If not now, then when? There is always a job to do, a chore to update or a task that requires your attention, however in the best of worlds they would be dismissed, they would play second fiddle to the creative urge and the often snide remarks or frustration that comes with such yearnings, they would be relegated to the muted and the silenced. We set ourselves goals or the faint whisper of dreams but we rarely fully achieve them, Time having this peculiar habit of making sure we forget to wind our clock onwards, to set the alarm of when completion dates are due.

The Blues has been on the crest of a wave the last decade, coming out of its arguably depressing funk in which few bands or artists at least lightened the load during the down years of the late 80s and 90s. Wherever you look, from Joe Bonamassa through to Joanne Shaw Taylor, the resurgence of Robert Cray and beyond, the Blues again is relevant, more than that it is vital and has become, like Jazz, a unifying agent in the fight against mediocrity and passionless exploits.
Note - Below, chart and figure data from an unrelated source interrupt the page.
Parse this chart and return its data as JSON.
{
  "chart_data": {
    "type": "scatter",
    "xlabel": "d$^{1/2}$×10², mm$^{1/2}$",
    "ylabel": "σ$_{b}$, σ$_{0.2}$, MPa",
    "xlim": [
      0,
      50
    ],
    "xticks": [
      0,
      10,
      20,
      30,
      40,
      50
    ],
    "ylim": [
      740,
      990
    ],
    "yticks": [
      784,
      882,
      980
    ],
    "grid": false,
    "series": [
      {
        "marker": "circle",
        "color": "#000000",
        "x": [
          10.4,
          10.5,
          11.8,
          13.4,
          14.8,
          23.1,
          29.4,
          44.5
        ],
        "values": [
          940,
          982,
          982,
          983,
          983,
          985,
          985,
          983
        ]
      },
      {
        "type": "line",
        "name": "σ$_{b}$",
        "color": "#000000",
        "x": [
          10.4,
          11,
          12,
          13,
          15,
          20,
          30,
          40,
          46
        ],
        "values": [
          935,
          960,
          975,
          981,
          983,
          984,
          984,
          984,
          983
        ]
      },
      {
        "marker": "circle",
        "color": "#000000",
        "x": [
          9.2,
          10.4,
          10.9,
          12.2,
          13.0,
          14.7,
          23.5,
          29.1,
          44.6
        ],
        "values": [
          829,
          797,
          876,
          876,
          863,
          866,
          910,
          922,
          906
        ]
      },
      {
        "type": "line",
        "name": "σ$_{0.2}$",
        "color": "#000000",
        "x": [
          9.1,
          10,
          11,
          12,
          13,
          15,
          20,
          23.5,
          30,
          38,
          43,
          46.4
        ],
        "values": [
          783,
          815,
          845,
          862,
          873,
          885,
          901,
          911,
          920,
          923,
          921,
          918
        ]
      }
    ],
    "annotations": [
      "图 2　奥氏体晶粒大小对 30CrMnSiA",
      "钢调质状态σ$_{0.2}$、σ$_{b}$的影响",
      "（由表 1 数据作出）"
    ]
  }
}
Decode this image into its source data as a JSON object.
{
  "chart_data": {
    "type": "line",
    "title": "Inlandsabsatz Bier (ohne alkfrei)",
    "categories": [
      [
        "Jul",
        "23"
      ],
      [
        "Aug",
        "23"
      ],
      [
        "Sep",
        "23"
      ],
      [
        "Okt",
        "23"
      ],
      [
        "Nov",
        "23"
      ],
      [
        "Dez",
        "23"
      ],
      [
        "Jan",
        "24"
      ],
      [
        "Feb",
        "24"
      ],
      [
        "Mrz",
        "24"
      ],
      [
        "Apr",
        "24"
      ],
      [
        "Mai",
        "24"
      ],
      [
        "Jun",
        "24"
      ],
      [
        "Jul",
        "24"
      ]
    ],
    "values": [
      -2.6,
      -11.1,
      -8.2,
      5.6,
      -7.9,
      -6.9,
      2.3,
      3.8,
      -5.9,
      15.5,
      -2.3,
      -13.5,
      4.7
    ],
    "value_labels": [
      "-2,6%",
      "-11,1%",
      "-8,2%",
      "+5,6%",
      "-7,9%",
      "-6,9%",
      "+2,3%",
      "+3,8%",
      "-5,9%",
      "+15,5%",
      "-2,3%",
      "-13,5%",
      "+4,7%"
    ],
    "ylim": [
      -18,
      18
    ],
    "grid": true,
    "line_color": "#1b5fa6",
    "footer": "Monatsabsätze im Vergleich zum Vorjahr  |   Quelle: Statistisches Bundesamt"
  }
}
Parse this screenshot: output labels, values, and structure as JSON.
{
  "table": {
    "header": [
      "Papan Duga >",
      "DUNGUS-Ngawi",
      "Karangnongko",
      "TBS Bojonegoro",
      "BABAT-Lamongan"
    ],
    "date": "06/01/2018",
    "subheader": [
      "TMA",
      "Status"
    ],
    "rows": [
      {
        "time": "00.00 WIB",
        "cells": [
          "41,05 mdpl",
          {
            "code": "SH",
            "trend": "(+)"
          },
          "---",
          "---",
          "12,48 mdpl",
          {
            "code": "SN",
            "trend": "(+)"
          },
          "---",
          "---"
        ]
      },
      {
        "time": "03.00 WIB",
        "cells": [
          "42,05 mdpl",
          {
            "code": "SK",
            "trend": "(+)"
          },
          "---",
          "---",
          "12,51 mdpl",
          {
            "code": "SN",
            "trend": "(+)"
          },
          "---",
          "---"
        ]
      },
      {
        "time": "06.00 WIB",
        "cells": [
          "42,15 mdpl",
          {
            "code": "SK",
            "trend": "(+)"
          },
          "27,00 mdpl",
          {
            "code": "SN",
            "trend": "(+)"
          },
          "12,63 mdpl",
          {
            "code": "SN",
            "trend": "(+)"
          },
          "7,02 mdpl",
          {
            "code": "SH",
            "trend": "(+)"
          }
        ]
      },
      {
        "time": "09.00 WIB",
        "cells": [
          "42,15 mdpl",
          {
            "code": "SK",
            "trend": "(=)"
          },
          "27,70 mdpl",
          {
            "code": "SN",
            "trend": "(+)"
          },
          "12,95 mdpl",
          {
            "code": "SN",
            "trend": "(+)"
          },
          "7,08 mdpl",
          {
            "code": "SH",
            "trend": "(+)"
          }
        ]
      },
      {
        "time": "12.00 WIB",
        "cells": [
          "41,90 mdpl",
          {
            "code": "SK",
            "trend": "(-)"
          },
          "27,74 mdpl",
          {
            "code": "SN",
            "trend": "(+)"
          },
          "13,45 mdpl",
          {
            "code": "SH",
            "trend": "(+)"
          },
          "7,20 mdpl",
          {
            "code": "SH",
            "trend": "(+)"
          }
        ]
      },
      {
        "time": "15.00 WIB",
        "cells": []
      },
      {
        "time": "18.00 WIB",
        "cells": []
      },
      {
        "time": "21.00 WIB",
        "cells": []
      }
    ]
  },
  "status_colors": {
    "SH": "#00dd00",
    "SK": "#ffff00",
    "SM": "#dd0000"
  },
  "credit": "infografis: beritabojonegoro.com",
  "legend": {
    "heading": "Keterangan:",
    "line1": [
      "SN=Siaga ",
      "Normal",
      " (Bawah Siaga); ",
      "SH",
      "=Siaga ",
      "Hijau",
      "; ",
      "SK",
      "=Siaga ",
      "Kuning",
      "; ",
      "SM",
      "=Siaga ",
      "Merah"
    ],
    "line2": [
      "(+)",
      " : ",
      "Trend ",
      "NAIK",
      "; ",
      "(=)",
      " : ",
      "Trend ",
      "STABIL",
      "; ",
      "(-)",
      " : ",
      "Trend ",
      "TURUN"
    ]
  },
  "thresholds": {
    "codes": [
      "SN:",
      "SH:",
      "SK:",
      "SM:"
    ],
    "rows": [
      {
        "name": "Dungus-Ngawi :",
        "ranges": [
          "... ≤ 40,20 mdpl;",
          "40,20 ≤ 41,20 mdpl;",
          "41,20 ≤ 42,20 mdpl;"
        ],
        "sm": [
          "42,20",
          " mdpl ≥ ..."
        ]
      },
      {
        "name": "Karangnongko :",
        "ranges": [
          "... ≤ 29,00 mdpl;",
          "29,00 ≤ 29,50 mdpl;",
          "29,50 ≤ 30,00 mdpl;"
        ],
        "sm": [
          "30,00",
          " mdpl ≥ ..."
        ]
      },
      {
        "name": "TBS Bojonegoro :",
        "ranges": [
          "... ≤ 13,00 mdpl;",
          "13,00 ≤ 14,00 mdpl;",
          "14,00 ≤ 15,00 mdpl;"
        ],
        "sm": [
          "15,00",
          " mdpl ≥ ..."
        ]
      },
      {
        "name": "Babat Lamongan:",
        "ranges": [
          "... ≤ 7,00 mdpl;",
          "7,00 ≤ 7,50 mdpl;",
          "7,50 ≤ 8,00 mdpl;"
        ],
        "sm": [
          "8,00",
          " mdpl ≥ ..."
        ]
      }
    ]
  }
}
The Cinelli Brothers, Italian by birth, but very much boundary-less Blues driven, have stepped up to this large and imposing podium with charm and their own stature intact and told the audience, the listeners and the want to be’s that Time waits impatiently, time is forever hungry and woe betide the ignoring plea of Babe Please Set Your Alarm; to flout the grace of this album is to put down the genre and walk backwards to the period when Blues in all honesty was about as welcome as a tick on the skin of a dog.

Soulfully aggressive, velvet silk to the ears, Babe Please Set Your Alarm is old school fascination, in its recording and delivery style, the image of the Blues being crowded around in a bar deep in the Mississippi heartlands, heads nodded in agreement, the Blues Harp lauded as much as the expressive and mournful guitar to which songs bow their heads in deference, this is the alarm call you will find touching and siren like.

In tracks such as Your Lies, Don’t Hold Back And Love Me, their reading of Willie Dixon’s Back Door Man, One More Minute Over Me and the remarkable cover of Prince and the Revolution’s Kiss, The Cinelli Brothers, Alessandro and Marco, alongside harmonica player Rollo Markee, bassist Enzo Strano and Albert Manuzzi on Wurlitzer, play to the crowd and the gallery with deep affection and glorious insight, whilst all the time dictating their own timing, the alarm firmly in their hands and one in which the bell rings true.

The Cinelli Brothers release Babe Please Set Your Alarm on 18th May.